L’Ontario aime ce que fait le Danemark pour les personnes âgées… mais sommes-nous prêts à payer pour?

« Le Danemark a commencé à faire des plans pour les personnes qui vieillissent en 1986 et ils ont développé un système formidable de soutien dans la communauté. Nous avons seulement commencé à nous en préoccuper il y a trois ans. »Dr Peter Zalan, président du personnel médical à Horizon Santé-Nord (Sudbury), en réponse à la surpopulation et aux longues attentes aux urgences. (CBC News)

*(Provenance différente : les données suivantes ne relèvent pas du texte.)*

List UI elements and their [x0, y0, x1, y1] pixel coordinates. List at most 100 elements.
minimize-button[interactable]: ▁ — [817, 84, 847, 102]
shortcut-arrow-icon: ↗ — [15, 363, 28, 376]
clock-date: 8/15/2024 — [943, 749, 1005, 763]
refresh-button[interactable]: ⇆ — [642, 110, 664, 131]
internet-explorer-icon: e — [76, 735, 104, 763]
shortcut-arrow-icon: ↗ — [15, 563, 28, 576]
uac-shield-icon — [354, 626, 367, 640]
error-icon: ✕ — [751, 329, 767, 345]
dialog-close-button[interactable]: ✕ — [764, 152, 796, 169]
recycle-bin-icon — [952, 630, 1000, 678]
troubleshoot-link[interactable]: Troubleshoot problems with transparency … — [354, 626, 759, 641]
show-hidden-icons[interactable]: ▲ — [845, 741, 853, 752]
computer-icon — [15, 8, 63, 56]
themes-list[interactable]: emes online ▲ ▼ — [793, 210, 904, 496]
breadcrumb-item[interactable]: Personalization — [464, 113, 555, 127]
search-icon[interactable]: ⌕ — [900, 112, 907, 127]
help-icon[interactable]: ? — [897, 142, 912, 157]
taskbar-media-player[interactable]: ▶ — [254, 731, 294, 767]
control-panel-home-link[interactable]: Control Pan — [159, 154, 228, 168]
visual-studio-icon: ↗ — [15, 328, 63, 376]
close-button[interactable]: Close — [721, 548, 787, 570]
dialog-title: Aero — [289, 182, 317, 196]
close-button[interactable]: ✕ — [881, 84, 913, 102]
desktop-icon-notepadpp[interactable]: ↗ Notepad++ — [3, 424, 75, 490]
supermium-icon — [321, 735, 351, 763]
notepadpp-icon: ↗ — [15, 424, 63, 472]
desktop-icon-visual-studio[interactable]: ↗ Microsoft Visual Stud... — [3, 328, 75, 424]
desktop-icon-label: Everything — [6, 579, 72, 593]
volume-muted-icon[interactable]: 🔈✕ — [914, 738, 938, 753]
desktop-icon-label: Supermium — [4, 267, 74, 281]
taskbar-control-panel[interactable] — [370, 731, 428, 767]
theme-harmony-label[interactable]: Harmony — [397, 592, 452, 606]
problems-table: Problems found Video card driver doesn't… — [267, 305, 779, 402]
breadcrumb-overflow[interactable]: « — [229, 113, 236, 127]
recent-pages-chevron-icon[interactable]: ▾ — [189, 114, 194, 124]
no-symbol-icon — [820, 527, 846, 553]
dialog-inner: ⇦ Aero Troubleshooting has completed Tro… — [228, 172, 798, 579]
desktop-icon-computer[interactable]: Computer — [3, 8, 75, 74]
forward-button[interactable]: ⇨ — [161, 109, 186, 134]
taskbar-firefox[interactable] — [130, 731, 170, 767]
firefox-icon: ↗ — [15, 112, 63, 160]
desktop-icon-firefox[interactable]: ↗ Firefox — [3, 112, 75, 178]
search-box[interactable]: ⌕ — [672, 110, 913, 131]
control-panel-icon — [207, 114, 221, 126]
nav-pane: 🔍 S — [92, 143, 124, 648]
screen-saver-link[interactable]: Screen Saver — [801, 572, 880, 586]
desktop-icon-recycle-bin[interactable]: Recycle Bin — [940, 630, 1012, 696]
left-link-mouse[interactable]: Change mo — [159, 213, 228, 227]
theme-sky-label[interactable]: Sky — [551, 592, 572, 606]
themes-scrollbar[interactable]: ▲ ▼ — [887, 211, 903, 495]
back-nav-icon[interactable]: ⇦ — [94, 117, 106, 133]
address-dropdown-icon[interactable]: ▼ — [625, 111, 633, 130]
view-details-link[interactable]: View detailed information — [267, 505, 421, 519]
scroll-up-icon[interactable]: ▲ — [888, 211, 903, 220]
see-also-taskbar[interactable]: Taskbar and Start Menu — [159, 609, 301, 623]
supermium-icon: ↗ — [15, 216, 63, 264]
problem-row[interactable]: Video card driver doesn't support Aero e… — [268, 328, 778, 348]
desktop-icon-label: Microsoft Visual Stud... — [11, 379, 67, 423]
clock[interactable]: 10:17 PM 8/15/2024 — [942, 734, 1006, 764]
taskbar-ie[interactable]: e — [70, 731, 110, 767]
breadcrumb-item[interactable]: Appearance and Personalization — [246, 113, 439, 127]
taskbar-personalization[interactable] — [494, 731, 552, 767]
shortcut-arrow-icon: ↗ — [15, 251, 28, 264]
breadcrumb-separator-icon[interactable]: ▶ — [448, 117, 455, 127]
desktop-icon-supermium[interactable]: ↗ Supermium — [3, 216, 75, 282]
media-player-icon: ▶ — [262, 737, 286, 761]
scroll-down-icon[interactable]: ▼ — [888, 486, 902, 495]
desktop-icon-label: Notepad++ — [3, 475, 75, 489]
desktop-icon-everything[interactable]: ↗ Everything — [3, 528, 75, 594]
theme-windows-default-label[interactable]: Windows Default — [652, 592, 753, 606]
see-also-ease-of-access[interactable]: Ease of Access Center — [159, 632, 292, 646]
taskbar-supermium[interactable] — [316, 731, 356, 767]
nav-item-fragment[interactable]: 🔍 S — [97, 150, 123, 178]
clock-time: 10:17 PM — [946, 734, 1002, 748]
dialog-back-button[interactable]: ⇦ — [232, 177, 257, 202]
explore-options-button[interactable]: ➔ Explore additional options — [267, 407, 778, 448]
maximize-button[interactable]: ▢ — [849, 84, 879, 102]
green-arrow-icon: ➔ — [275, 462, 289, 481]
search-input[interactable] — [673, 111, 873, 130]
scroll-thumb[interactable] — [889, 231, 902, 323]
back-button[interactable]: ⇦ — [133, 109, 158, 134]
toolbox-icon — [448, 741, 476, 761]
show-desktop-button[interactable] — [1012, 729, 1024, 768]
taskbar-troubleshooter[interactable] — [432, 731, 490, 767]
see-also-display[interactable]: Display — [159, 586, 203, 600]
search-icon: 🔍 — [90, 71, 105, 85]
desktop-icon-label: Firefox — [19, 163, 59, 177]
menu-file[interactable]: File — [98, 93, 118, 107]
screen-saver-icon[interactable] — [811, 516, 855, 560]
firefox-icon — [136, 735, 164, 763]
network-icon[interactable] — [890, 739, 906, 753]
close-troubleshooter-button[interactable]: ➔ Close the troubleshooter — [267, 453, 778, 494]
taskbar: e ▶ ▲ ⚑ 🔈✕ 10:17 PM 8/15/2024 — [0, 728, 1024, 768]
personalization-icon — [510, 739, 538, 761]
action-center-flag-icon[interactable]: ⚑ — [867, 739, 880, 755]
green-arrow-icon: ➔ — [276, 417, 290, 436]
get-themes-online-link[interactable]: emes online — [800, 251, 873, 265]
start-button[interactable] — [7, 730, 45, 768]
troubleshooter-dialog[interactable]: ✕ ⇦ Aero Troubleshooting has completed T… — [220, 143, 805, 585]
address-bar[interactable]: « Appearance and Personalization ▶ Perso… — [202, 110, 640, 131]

En 1987, le Danemark a décidé de ne plus construire de nouvelles maisons de soins infirmiers et, depuis lors, le nombre de lits a baissé de façon surprenante.

Toutefois, cela ne signifie pas qu’il n’existe pas d’établissements résidentiels pour les personnes âgées avec des soins 24 heures sur 24 dans ce pays de 5,5 millions d’habitants. En 2007, environ 41 000 Danois recevaient de l’aide permanente, soit dans une maison de soins infirmiers ou dans un « logement de soins infirmiers ». En comparaison, l’Ontario, qui compte plus de 13 millions d’habitants loge environ 76 000 personnes dans des établissements de soins de longue durée.

Le Danemark fournit beaucoup plus de soins à domicile.

Et il ne le fait pas à bon marché – en 2005, le Danemark a dépensé 4,04 milliards d’Euros pour les soins à domicile – soit environ 5,27 milliards de dollars canadiens. Ce chiffre représente environ 2 pour cent de leur PIB. De son côté, l’Ontario, qui compte davantage d’habitants, dépense environ 2 milliards de dollars sur les soins à domicile, pour un PIB de quelque 650 milliards de dollars – soit environ un sixième de ce que le Danemark dépense.

Le problème est que dans son budget le plus récent, l’Ontario compte augmenter les soins à domicile de 4 pour cent ET maintenir le statu quo sur les nouveaux lits de soins de longue durée, en dépit d’une liste d’attente de 30 000 personnes pour les maisons de soins infirmiers et de 10 000 pour les soins à domicile.

Même avec sa décision de ne plus construire de maisons de soins infirmiers, par rapport au nombre d’habitants, le Danemark compte toujours plus de lits résidentiels avec des soins 24 h sur 24 que l’Ontario.

Tandis que, dans les établissements de soins de longue durée ontariens, les couples attendent souvent longtemps pour être réunis, au Danemark, le logement offert doit permettre d’accommoder deux personnes. Si le bénéficiaire meurt, le partenaire ou le conjoint ou la conjointe qui lui survit est autorisé à rester.

Une caractéristique importante des soins à domicile au Danemark est l’accent sur les services de soutien. De nombreux Danois reçoivent de l’aide à domicile même s’ils n’ont pas besoin de soins infirmiers. Si le but est de garder les personnes âgées chez elles le plus longtemps possible – comme c’est le cas au Danemark – il est alors logique d’avoir ce que les Danois appellent des « aides ménagères », qui aident avec les actes essentiels de la vie quotidienne.

En Ontario, les Centres d’accès aux soins communautaires engageaient autrefois des personnes à contrat pour aider les personnes âgées à rester chez elles. Avec le resserrement des budgets, sous le régime Harris, ces services ont discrètement diminué.

Compte tenu du fait que la plupart des 100 000 préposés aux soins à domicile au Danemark sont des fonctionnaires – environ 5 pour cent viennent du secteur privé – la coordination des services est considérable. Une étude effectuée en 2010 par l’Institut allemand de recherche économique disait, « les préposés aux soins infirmiers à domicile, les préposés aux soins personnels à domicile et les préposés aux soins pratiques à domicile collaborent ensemble et coordonnent leurs services ». Elle dit aussi que « de nombreuses autorités locales collaborent sur les mesures de prévention et de réhabilitation des personnes âgées ».

Si c’est vraiment là que l’Ontario veut aller, le travail à faire est important.

Tandis que l’Ontario veut maintenir le statu quo avec les lits de ses établissements de soins de longue durée, l’expérience danoise suggère de faire des investissements majeurs tant dans les soins à domicile que dans les solutions de rechange en matière de logement.

Dans le climat actuel de restrictions budgétaires, il est peu probable que ça se produise de si tôt.

Comme avec bien d’autres tentatives de réforme, l’Ontario voudra sans doute empocher les profits d’un tel système avant d’en mettre en place les outils.

Nous l’avons vu dans le secteur de la santé mentale. Nous l’observons maintenant dans les hôpitaux, où les services sont gentiment éliminés au profit de prestataires de soins communautaires largement imaginaires.

Et maintenant, nous voyons le gouvernement retenir la ligne sur les lits des soins de longue durée tandis qu’aucun progrès n’est accompli au niveau des soins à domicile.